À l’automne, le public pourra découvrir deux balados de conte créés en partenariat avec La Quadrature pour accompagner notre prochain recueil La ruée vers l’autre, de la conteuse Mafane. Notre premier livre sans CD dans la collection Paroles. Un autre projet qui nous tient vraiment à coeur : une série balado autour de versions nord-américaines du conte Cendrillon, avec nos amis de Bouton d’or Acadie. Grâce à cette expertise dans le livre-audio, on part aussi avec un avantage dans la diffusion, parce qu’on est présentes dans la plupart des festivals de conte en Europe, parce qu’on fait partie des réseaux des éditeurs de livres audio depuis longtemps, mais aussi parce qu’on a déjà négocié des ententes avec des diffuseurs… Maintenant, notre gros travail va être d’adapter nos métadonnées pour entrer dans les réseaux de distribution de livres audio qui naissent peu à peu au Québec.

 

7. Quel rôle entrevoyez-vous pour l’édition canadienne dans le monde en pleine expansion des livres audio ?

Dans la Francophonie, on dirait que la France a pris les devants sur le marché du livre audio.
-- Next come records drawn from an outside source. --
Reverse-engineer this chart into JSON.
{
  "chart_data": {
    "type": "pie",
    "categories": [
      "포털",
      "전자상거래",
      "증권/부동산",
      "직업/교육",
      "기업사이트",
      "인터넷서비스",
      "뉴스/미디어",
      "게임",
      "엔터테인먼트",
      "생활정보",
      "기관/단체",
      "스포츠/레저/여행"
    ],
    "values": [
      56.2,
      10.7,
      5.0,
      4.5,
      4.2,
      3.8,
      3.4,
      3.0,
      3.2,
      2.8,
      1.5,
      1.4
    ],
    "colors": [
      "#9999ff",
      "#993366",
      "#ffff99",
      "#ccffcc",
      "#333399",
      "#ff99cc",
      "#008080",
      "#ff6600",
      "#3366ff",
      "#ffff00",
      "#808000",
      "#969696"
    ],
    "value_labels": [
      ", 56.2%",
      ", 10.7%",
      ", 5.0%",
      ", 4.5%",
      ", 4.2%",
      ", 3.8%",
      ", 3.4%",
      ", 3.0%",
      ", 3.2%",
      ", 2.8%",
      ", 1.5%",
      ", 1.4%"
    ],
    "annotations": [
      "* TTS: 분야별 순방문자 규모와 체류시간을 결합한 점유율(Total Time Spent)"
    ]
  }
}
Pourtant, le Canada a quelque chose que l’Europe de Gutenberg n’a pas, ou peu : cette grande culture de l’oralité, de la transmission par la parole. Notre ancrage autochtone y est définitivement pour quelque chose. D’où le succès de notre production en poésie, qui étonne toujours les libraires et éditeurs étrangers qui viennent nous rendre visite. C’est simple, presque toutes les maisons d’édition de littérature au Canada développent une collection en poésie. Je pense que dans ce contexte, le livre audio canadien ne peut que s’épanouir. Et puisque notre littérature est de plus en plus remarquée à l’étranger, nos livres audio suivent.

 

8. Quelles possibilités croyez-vous que les autres formats audio (baladodiffusion, audio vers texte, titres « nés » audio, sérialisation, etc.) offrent aux éditeurs canadiens ?

L’audio a été et est toujours un atout essentiel pour Planète rebelle. Du point de vue de notre ligne éditoriale, il nous a toujours permis d’inviter des nouvelles voix, souvent éloignées du milieu de la littérature. Ces nouveaux formats audio nous poussent à explorer davantage. Ils réinventent nos conceptions du temps : on sort du « moment de lecture », car le livre peut maintenant s’écouter toute la journée. Du point de vue de la diffusion, le marché du livre audio n’est pas encore saturé, comme peut l’être le marché « traditionnel », ce qui augmente les chances de découvrabilité pour les petits éditeurs.

 

9. Proposez-vous vos livres audio en téléchargement ou en lecture en continu ? Pourquoi avez-vous choisi ce mode de diffusion ?

Pour l’instant, on a toujours privilégié le téléchargement, pour les raisons que j’exposais plus haut : mauvaise protection des droits d’auteur, gratuité des contenus… Mais je pense qu’il est temps de repenser nos modèles d’affaires pour adopter la lecture en continu. C’est avant tout une question d’accessibilité.

 

10. Une dernière réflexion ?

En tant qu’éditrice de livres-audio, je ne peux qu’inciter l’édition canadienne à s’emparer de ce merveilleux médium qu’est le son. Explorons, faisons appel aux meilleurs artisans sonores, ouvrons davantage nos collections aux voix émergentes et marginales…

 

Avec la diversification de l’offre, l’encadrement légal et les programmes d’aide à la production devraient se consolider. Et je pense que ce sera extrêmement bénéfique pour tout le monde.